Thursday, February 19, 2009

Window on Eurasia: Global Warming Hitting Russia Harder than Any Other Country, Experts Warn

Paul Goble

Vienna, February 19 – The Russian Federation will be more profoundly and negatively affected by global warming over the next 40 years than will any other country, a projection that Russian experts and officials say make it critical that Moscow take the lead both domestically and internationally to combat this trend.
A major reason for their overall conclusion is Russia’s geographical location. More than a third of that country is in the far north, where the melting of the permafrost below much of the surface will turn that region into an enormous bog and make difficult or extremely expensive for Moscow to exploit the oil and gas reserves there.
In some parts of this enormous region, that is already happening, with some roads there now completely impassable, pipelines and power lines regularly disrupted, and ability of companies to work there seriously compromised and of the government to control the area undercut, even as Moscow is talking about projecting power further into the Arctic.
Vladimir Katsov, director of the Main Geophysics Laboratory, addressed these problems yesterday in a discussion of a new report by the State Hydro-Meteorological Committee which has concluded that the earth is warming at a rate of 0.2 degrees centigrade per decade, an increase that will have enormous consequences for Russia (www.izvestia.ru/news/news198309).
In Siberia and the Russian Far East, he continued, that means that there will be ten to 15 fewer days below freezing by 2050 and that in the European portion of the country, there will be 15 to 30 fewer such days, a pattern that will mean less precipitation in the south and west and more in the northern and eastern sections of the country.
And while these consequences may seem far away to many, especially given the immediate challenges posed by the spreading economic crisis, Katsov argued, the fate of the Russian Federation in the second half of the 21st century “depends on what political decisions will be taken now.”
Other scholars and officials who took part in the preparation of the Committee’s report amplified on what Katsov said.
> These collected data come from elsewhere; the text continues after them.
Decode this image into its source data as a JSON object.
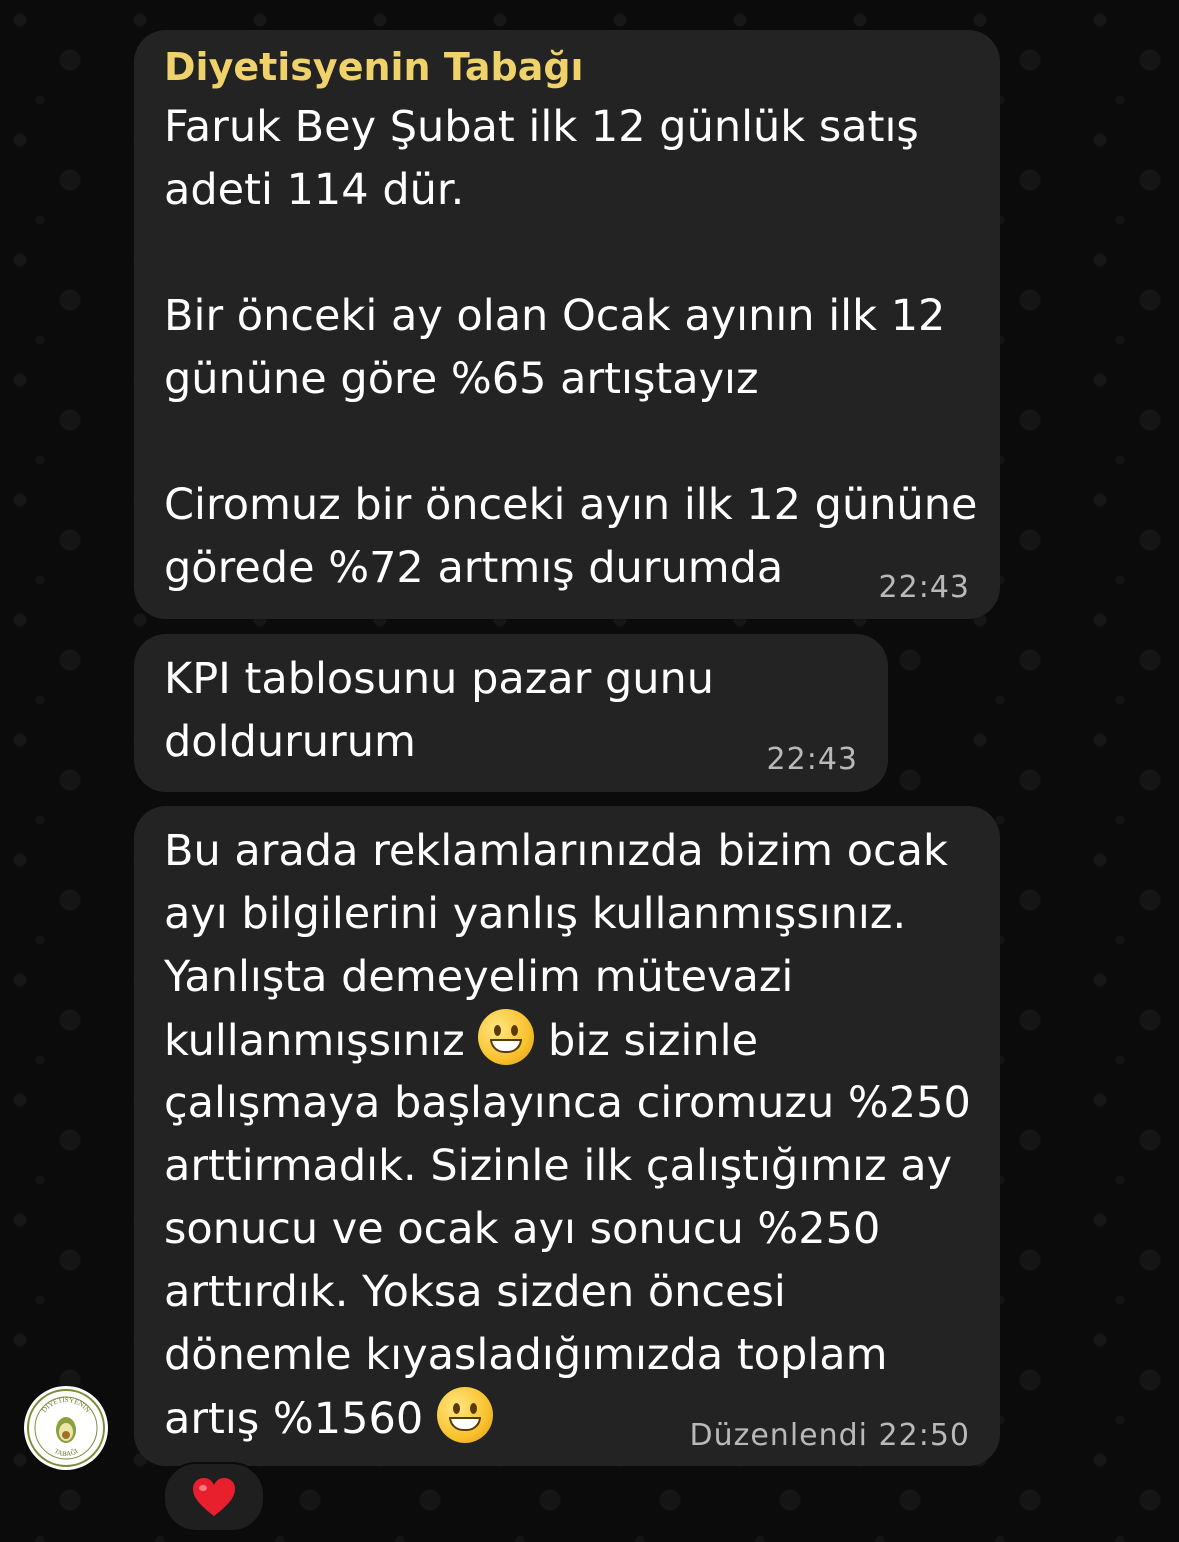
{
  "messages": [
    {
      "sender": "Diyetisyenin Tabağı",
      "lines": [
        "Faruk Bey Şubat ilk 12 günlük satış",
        "adeti 114 dür.",
        "",
        "Bir önceki ay olan Ocak ayının ilk 12",
        "gününe göre %65 artıştayız",
        "",
        "Ciromuz bir önceki ayın ilk 12 gününe",
        "görede %72 artmış durumda"
      ],
      "time": "22:43"
    },
    {
      "lines": [
        "KPI tablosunu pazar gunu",
        "doldururum"
      ],
      "time": "22:43"
    },
    {
      "lines": [
        "Bu arada reklamlarınızda bizim ocak",
        "ayı bilgilerini yanlış kullanmışsınız.",
        "Yanlışta demeyelim mütevazi",
        "kullanmışsınız",
        "biz sizinle",
        "çalışmaya başlayınca ciromuzu %250",
        "arttirmadık. Sizinle ilk çalıştığımız ay",
        "sonucu ve ocak ayı sonucu %250",
        "arttırdık. Yoksa sizden öncesi",
        "dönemle kıyasladığımızda toplam",
        "artış %1560"
      ],
      "time": "Düzenlendi 22:50",
      "reaction": "heart-emoji"
    }
  ],
  "colors": {
    "bubble": "#232323",
    "sender": "#f0d26b",
    "timestamp": "#b9b9b9",
    "background": "#0b0b0b"
  },
  "avatar": {
    "text_top": "DİYETİSYENİN",
    "text_bottom": "TABAĞI"
  }
}
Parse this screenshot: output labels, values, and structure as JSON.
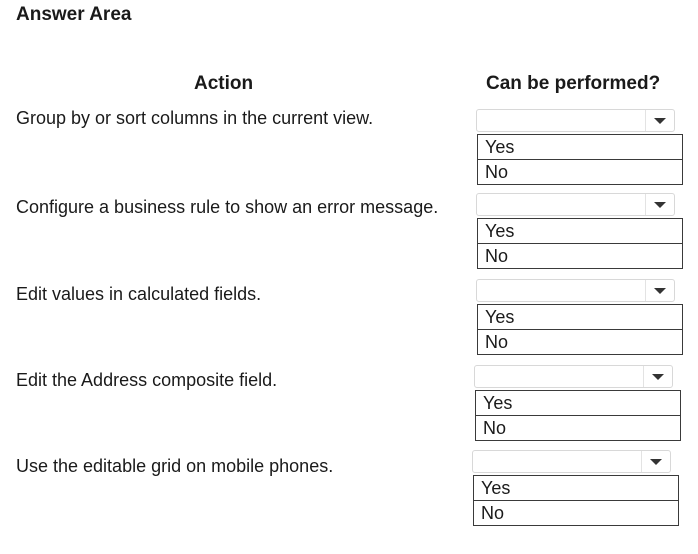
{
  "title": "Answer Area",
  "headers": {
    "action": "Action",
    "can_be_performed": "Can be performed?"
  },
  "rows": [
    {
      "action": "Group by or sort columns in the current view.",
      "options": [
        "Yes",
        "No"
      ]
    },
    {
      "action": "Configure a business rule to show an error message.",
      "options": [
        "Yes",
        "No"
      ]
    },
    {
      "action": "Edit values in calculated fields.",
      "options": [
        "Yes",
        "No"
      ]
    },
    {
      "action": "Edit the Address composite field.",
      "options": [
        "Yes",
        "No"
      ]
    },
    {
      "action": "Use the editable grid on mobile phones.",
      "options": [
        "Yes",
        "No"
      ]
    }
  ],
  "icons": {
    "dropdown": "chevron-down-icon"
  },
  "colors": {
    "text": "#1a1a1a",
    "border": "#3a3a3a",
    "dropdown_border": "#d8d8d8"
  }
}
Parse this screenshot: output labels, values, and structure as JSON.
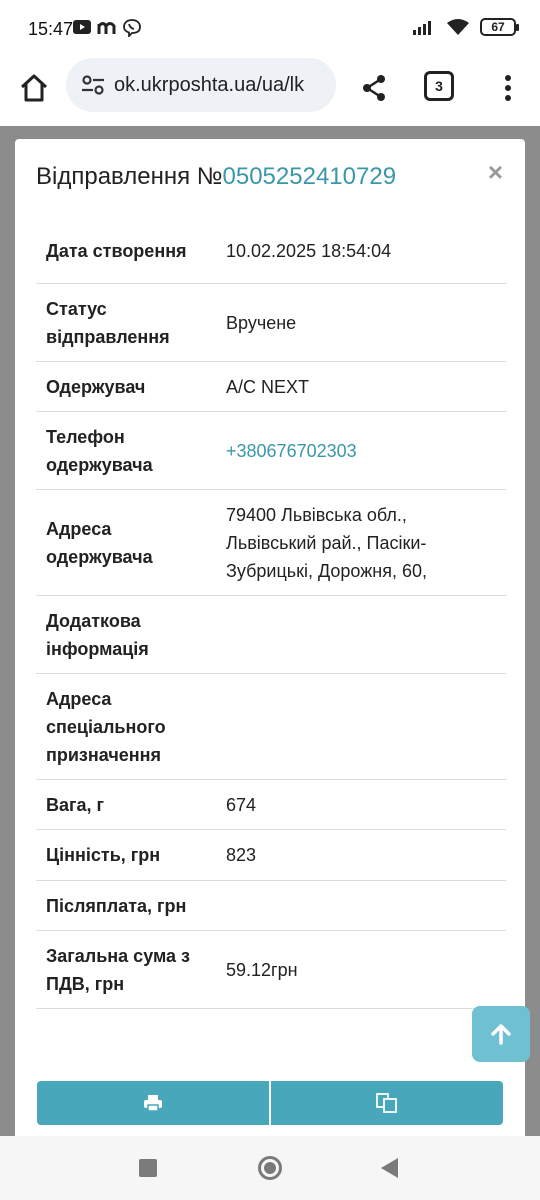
{
  "status_bar": {
    "time": "15:47",
    "battery": "67",
    "icons": [
      "youtube-icon",
      "m-app-icon",
      "viber-icon",
      "signal-icon",
      "wifi-icon",
      "battery-icon"
    ]
  },
  "browser": {
    "url": "ok.ukrposhta.ua/ua/lk",
    "tab_count": "3",
    "icons": [
      "home-icon",
      "site-settings-icon",
      "share-icon",
      "tabs-icon",
      "more-vert-icon"
    ]
  },
  "modal": {
    "title_prefix": "Відправлення №",
    "tracking_number": "0505252410729",
    "close": "×",
    "rows": [
      {
        "label": "Дата створення",
        "value": "10.02.2025 18:54:04"
      },
      {
        "label": "Статус відправлення",
        "value": "Вручене"
      },
      {
        "label": "Одержувач",
        "value": "А/С NEXT"
      },
      {
        "label": "Телефон одержувача",
        "value": "+380676702303"
      },
      {
        "label": "Адреса одержувача",
        "value": "79400 Львівська обл., Львівський рай., Пасіки-Зубрицькі, Дорожня, 60,"
      },
      {
        "label": "Додаткова інформація",
        "value": ""
      },
      {
        "label": "Адреса спеціального призначення",
        "value": ""
      },
      {
        "label": "Вага, г",
        "value": "674"
      },
      {
        "label": "Цінність, грн",
        "value": "823"
      },
      {
        "label": "Післяплата, грн",
        "value": ""
      },
      {
        "label": "Загальна сума з ПДВ, грн",
        "value": "59.12грн"
      }
    ],
    "buttons": {
      "print_icon": "print-icon",
      "copy_icon": "copy-icon"
    }
  },
  "colors": {
    "accent": "#3a97a9",
    "button": "#48a7ba",
    "scroll_button": "#6fc1d2",
    "overlay": "#8c8c8c"
  }
}
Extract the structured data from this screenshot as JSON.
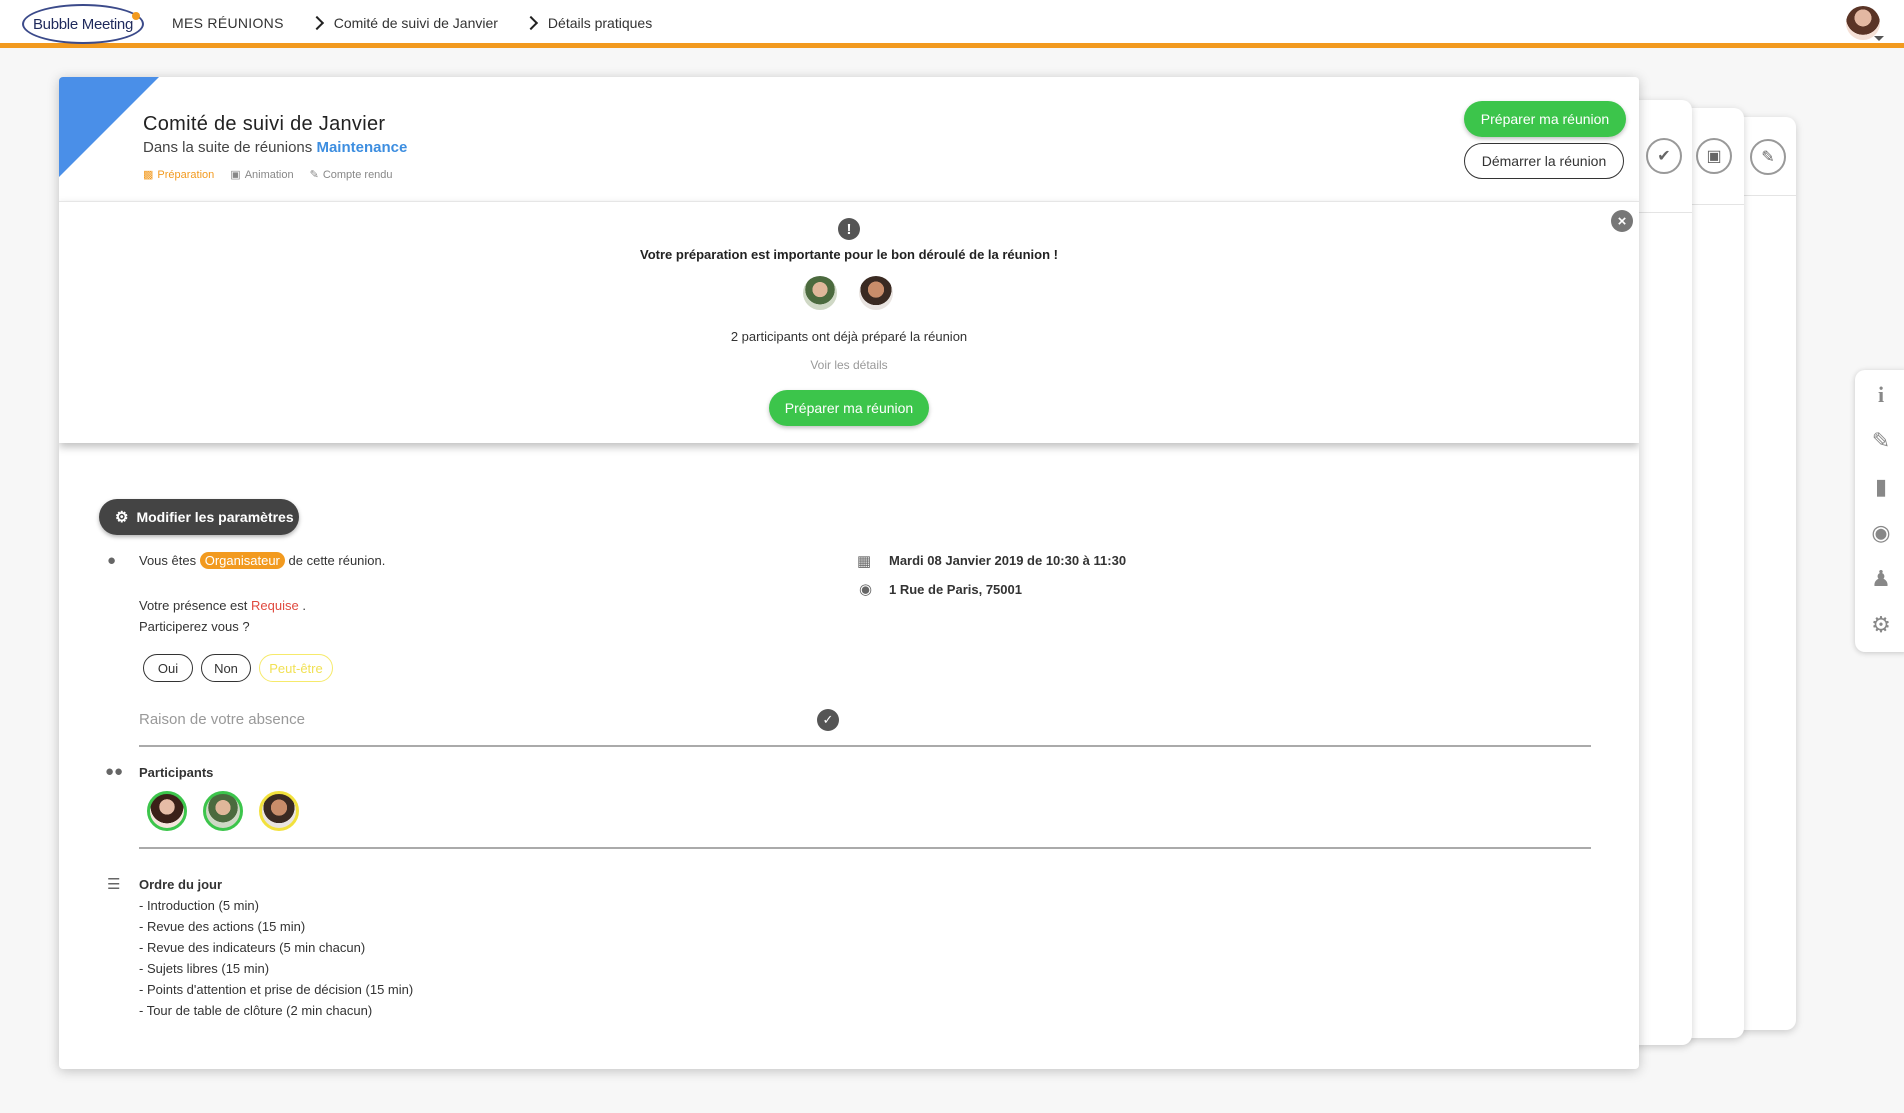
{
  "header": {
    "logo_text": "Bubble Meeting",
    "breadcrumbs": [
      "MES RÉUNIONS",
      "Comité de suivi de Janvier",
      "Détails pratiques"
    ]
  },
  "meeting": {
    "title": "Comité de suivi de Janvier",
    "suite_prefix": "Dans la suite de réunions",
    "suite_name": "Maintenance",
    "phases": [
      {
        "label": "Préparation",
        "icon": "clipboard-icon",
        "active": true
      },
      {
        "label": "Animation",
        "icon": "presentation-icon",
        "active": false
      },
      {
        "label": "Compte rendu",
        "icon": "report-icon",
        "active": false
      }
    ],
    "prepare_button": "Préparer ma réunion",
    "start_button": "Démarrer la réunion"
  },
  "prep_panel": {
    "message": "Votre préparation est importante pour le bon déroulé de la réunion !",
    "count_text": "2 participants ont déjà préparé la réunion",
    "details_link": "Voir les détails",
    "prepare_button": "Préparer ma réunion"
  },
  "details": {
    "settings_button": "Modifier les paramètres",
    "role_prefix": "Vous êtes",
    "role_badge": "Organisateur",
    "role_suffix": "de cette réunion.",
    "presence_prefix": "Votre présence est",
    "presence_status": "Requise",
    "presence_suffix": ".",
    "question": "Participerez vous ?",
    "options": [
      "Oui",
      "Non",
      "Peut-être"
    ],
    "absence_placeholder": "Raison de votre absence",
    "date_text": "Mardi 08 Janvier 2019 de 10:30 à 11:30",
    "address": "1 Rue de Paris, 75001",
    "participants_label": "Participants",
    "agenda_title": "Ordre du jour",
    "agenda_items": [
      "- Introduction (5 min)",
      "- Revue des actions (15 min)",
      "- Revue des indicateurs (5 min chacun)",
      "- Sujets libres (15 min)",
      "- Points d'attention et prise de décision (15 min)",
      "- Tour de table de clôture (2 min chacun)"
    ]
  },
  "colors": {
    "accent_orange": "#f29a1f",
    "green": "#3cc54b",
    "blue": "#4a8fe8",
    "link_blue": "#3d8ee0",
    "required_red": "#e04a3f"
  },
  "dock_icons": [
    "info-icon",
    "edit-icon",
    "folder-icon",
    "comments-icon",
    "users-icon",
    "gear-icon"
  ]
}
Sergei Semyonov, a climate specialist, said that Russia is already experiencing the consequences of global warming, both because of the spread of certain weeds and because of the melting of permafrost (www.interfax.ru/society/txt.asp?id=64057).
But in contrast to Katsov, Semyonov suggested that global warming could have positive consequences at least in part, reducing the amount of energy that would be needed to irrigate some parts of the country while increasing the growing season in many, something that could allow Russia to produce more food.
Officials from the emergency situations ministry issued even more dire warnings in part because they even now have to cope with some of the problems global warming is causing. Over the next 25 to 30 years, they said, Russia’s permafrost zone will shrink “by more than ten percent,” increasing accidents and making it more difficult and expensive to work there.